Considering these realities, can multiregional offices succeed at all? The good news is that, yes, they can. Because the brain is able to grow infinitely and develop new habits – what we call neuroplasticity – interregional offices can indeed work well together. To create a unified culture, management needs to enable employees to move away from feeling isolated and distinctly separate and move towards a feeling of emotional belonging and connection with the individuals they work with across the globe. There are, however, three critical success factors to maximise cooperation and connection:

• Respecting people’s real needs, with consideration for their current context;
• Understanding how people learn and grow;
• Practising simplicity, clarity and transparency to foster trust, relatedness and growth.

Three ways to help bridge the distance in multinational organisations

1. Build capacity to interpret disruption and incorporate change into existing frameworks. Achieve this by creating a shared vision using simple, clear, consistent messaging. Keep the vision alive by living it in how people talk, write, act, respect and are included. The idea behind this is not new, but hard science has actually proven that this is non-negotiable for leaders who want to work with committed high performers. Limit the number of key messages to four, and consistently link to existing themes.

2. Motivate, energise and inspire people through an inclusive sense of purpose they relate to, consider ethical and meaningful, and want to be part of. Your organisation needs to stand for something beyond just making money, and to be seen to practise purpose.

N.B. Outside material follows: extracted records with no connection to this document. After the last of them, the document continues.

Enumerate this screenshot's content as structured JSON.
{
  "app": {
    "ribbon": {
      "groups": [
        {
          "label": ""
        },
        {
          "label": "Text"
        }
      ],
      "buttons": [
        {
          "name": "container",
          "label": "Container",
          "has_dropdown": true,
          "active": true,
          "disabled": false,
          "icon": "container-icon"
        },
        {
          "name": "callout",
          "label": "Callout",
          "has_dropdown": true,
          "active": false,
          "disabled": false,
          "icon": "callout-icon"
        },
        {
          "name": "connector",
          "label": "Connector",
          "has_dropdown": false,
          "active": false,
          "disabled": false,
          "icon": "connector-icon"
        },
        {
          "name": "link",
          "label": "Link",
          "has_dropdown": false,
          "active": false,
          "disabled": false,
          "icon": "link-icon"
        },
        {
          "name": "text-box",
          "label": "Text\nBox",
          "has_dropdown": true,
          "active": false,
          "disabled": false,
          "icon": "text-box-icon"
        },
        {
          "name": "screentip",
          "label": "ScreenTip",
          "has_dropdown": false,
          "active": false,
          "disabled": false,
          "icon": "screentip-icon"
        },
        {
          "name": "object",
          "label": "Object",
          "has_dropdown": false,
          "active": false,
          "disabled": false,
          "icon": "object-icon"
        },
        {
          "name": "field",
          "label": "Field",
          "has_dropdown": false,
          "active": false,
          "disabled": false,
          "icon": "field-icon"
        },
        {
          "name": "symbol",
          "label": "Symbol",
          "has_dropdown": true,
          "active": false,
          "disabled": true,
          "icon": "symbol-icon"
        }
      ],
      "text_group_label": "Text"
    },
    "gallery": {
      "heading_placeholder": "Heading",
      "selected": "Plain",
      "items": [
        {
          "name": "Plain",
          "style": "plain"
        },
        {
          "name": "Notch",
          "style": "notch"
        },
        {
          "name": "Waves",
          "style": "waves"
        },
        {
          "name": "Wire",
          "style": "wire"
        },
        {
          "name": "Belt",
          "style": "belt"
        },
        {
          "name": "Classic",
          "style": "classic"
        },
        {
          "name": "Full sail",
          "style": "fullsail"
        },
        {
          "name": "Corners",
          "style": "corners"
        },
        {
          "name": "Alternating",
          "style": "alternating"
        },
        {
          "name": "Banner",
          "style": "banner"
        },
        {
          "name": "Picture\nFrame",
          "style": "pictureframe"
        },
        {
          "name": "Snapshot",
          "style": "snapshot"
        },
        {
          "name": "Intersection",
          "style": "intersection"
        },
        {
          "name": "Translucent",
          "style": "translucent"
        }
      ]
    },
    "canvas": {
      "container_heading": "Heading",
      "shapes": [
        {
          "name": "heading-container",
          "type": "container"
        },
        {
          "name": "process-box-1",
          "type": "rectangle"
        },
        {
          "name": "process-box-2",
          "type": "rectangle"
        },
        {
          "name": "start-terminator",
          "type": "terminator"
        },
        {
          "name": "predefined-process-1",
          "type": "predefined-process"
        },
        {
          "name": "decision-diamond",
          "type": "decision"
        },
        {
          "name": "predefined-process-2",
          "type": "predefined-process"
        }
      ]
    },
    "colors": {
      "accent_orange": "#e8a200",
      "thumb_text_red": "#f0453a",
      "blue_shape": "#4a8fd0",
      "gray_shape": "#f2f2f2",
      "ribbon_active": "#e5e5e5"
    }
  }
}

3. Accept that all humans are biased. Then mitigate bias to take better decisions, manage complexity and build a change-accepting cultures. When change is aligned to purpose and core values, the threat is decreased. You can begin to mitigate bias by making it public and naming it. Then involve others – diversity combined with collaboration allows for multiple perspectives. Finally, build new habits by applying specific practices regularly. Neuroplasticity is not about changing habits, but about building new habits that encourage relevant behaviours.

Rob Jardine is the Head of Research and Solutions at the NeuroLeadership Institute South Africa and Mary-Joe Emde is the Neuroscience Subject Matter Expert and Global Facilitator for the NeuroLeadership Institute, New York.